The word batik originates from the Javanese tik and means to dot. And the style was brought to Ghana by Dutch merchants.
To make our batik, we chose areas of the fabric to stamp with wax and then the cloth was dyed. The parts covered in wax resist the dye and stay the original color. You can repeat this process over and over, layering the dyes. The woman who taught us, makes some of the most beautiful designs. Our first tries were much simpler!
We arrived at Esther’s compound around 9:30 in the morning (an in-depth interview with Esther can be found here). We were greeted with cold water and warm hugs, as Esther showed us around. In the past year, she has built a complex for bathrooms, as well as a dedicated lean-to to protect visitors from the sun.
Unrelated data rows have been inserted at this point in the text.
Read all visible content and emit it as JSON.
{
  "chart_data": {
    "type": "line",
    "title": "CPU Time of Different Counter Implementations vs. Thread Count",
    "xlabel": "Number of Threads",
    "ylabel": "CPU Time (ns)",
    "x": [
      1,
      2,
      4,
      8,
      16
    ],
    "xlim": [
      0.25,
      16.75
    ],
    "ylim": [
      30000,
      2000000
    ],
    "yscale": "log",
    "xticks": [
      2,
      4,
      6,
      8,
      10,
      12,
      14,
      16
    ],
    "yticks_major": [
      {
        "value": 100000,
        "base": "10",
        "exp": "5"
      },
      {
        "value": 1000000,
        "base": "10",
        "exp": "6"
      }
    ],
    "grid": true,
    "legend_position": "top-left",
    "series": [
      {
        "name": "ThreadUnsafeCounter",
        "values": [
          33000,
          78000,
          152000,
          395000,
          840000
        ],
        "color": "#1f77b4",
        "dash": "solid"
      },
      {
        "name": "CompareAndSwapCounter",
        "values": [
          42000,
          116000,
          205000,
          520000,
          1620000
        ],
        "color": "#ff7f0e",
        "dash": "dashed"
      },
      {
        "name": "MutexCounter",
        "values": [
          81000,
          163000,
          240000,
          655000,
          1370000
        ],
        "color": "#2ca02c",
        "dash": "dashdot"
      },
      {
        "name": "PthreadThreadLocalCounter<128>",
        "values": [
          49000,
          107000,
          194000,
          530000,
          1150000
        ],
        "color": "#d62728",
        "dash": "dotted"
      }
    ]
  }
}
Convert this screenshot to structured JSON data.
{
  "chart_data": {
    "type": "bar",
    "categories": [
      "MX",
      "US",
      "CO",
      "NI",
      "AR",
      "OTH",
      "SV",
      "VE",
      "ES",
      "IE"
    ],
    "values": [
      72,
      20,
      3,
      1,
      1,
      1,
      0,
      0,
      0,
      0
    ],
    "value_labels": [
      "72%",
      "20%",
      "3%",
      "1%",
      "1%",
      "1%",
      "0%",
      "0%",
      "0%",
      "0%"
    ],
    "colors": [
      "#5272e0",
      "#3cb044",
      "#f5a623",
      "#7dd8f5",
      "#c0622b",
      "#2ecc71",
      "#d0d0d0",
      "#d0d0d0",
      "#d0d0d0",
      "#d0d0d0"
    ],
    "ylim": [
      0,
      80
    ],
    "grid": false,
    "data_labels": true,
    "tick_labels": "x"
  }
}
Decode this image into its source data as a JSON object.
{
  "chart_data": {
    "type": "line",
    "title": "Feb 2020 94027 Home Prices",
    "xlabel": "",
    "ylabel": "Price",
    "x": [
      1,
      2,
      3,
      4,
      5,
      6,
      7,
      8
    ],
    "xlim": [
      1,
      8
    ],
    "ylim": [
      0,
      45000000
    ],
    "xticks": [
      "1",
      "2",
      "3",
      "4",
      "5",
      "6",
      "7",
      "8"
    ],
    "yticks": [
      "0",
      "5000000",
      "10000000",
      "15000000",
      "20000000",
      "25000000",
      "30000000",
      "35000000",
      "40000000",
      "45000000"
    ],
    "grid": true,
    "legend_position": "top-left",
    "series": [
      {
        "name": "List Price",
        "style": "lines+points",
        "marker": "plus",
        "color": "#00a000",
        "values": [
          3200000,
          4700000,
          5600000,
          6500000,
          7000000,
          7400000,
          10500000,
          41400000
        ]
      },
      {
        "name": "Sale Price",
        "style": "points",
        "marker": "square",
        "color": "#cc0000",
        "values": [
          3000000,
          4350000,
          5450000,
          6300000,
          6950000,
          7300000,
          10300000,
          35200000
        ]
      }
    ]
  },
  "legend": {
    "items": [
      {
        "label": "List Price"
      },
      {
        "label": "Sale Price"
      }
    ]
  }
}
While Esther has been creating her own batiks for the last 20 years, she would happily spend her days running these workshops and teaching others the skill.
First, you start with the stamps:
From traditional prints to animals to the artist formerly known as Prince, Esther has a lot to choose from. I’m not kidding when I say our first hour was spent looking through the stamps.
We also needed to decided if we wanted to start with a white canvas or if we wanted to dye our fabric first. You’re more likely to get what you have in mind if you stamp on white, but dying first often gives a more textured look to the fabric.
I couldn’t make up my mind, so I decided to do multiple prints. For 120 cedis (approx $30 USD) you get the tutorial, as well as your first two yards of fabric. Each yard of fabric thereafter is another 16 cedis (approx $4 USD). I decided to start with two designs, both requiring a pre-dye: one raspberry, the other charcoal.
While I puttered around, choosing my colors and my stamps, Chandler had already gotten started (that’s right, I convinced Chandler to come with us!). Unsurprisingly, he chose a simple stamp, with a simple pattern, on white cloth.
It looked like this:
Over the next hour, my fabric sat in dye, before being rung out and dried in the yard. The process is quite straightforward. Mix the powdered dyes to get the right color and stir it in the water. Esther was quite clear – despite your best efforts, coloring rarely turns out exactly as planned. Something we were going to learn soon enough!